6.  Consumer Protection
Consumer protection rights protect customers from unfair company practices.

7.  Sale and Supply of Goods Act
Goods must be of a decent standard. It applies to any products that consumers have recognised and decided to purchase.

8.  Trade Descriptions Act
Products must be as advertised, and you must not give misleading information.

9.  Distance Selling Act
Some selling methods, such as online purchasing, require you to provide a “cooling-off” period during which a consumer can cancel a purchase and receive a refund.

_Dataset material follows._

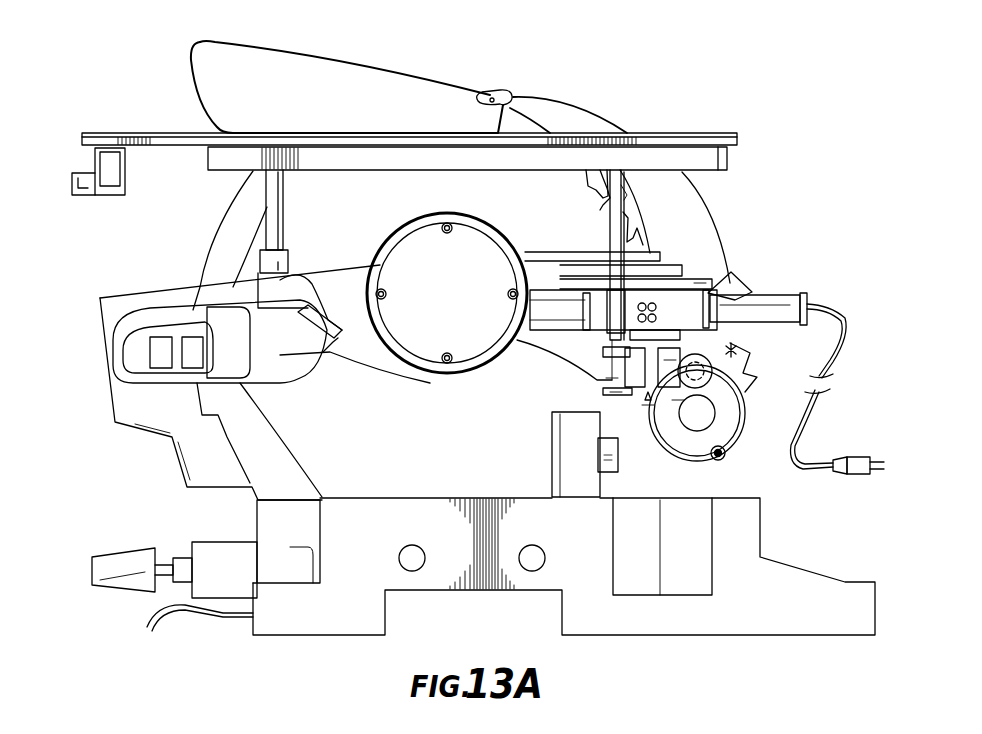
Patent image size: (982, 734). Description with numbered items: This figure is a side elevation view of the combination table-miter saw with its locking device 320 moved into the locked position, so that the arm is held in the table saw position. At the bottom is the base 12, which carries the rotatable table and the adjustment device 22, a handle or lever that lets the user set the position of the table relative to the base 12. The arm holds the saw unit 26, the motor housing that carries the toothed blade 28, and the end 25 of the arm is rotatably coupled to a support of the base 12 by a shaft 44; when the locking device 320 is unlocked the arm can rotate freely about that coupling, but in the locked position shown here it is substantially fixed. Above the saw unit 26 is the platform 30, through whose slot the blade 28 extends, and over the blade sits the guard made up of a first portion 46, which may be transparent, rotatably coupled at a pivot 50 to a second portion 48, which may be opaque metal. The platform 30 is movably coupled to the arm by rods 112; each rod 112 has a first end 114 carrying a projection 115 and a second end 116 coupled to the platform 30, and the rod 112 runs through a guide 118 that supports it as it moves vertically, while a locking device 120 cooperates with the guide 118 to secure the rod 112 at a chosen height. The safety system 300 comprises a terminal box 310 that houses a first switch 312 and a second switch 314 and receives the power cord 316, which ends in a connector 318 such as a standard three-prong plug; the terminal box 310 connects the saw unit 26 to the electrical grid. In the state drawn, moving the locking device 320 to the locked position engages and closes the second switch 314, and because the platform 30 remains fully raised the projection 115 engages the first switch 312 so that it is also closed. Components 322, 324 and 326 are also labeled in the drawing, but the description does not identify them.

10.Develop internal legal documents

Internal legal documents build trust in your company for the benefit of all parties involved, including customers, employees, and potential investors.

11. Privacy policy
A privacy policy informs customers about how their information will be collected, utilised, kept, and protected. It should also specify whether you will share any personal data.

12. Company Handbook
As your business expands, you’ll most likely make changes and additions to your company handbook. In a nutshell, it’s a book that summarises how you run your firm.

It should always be accessible to all employees; you may give everyone a copy or make it easily accessible for reference. Here’s what to include.

  • Your company mission statement
  • Your company’s policies
  • Human resources and legal data related to employment

Final thoughts

Several initiatives specialising in various areas, such as finances, taxation, and business planning, can help and support your UK company.

The cost of launching a business in the UK varies depending on a variety of circumstances. However, several resources are available in the form of UK business grants and loans.

Also, the essential part of setting up a business in the UK is getting started as soon as you’re ready.

As a new business owner, you’ll undoubtedly make mistakes, which is okay – take your time to prepare before taking that first step into the business world. If you’re unsure about something, seek legal or financial advice from a professional.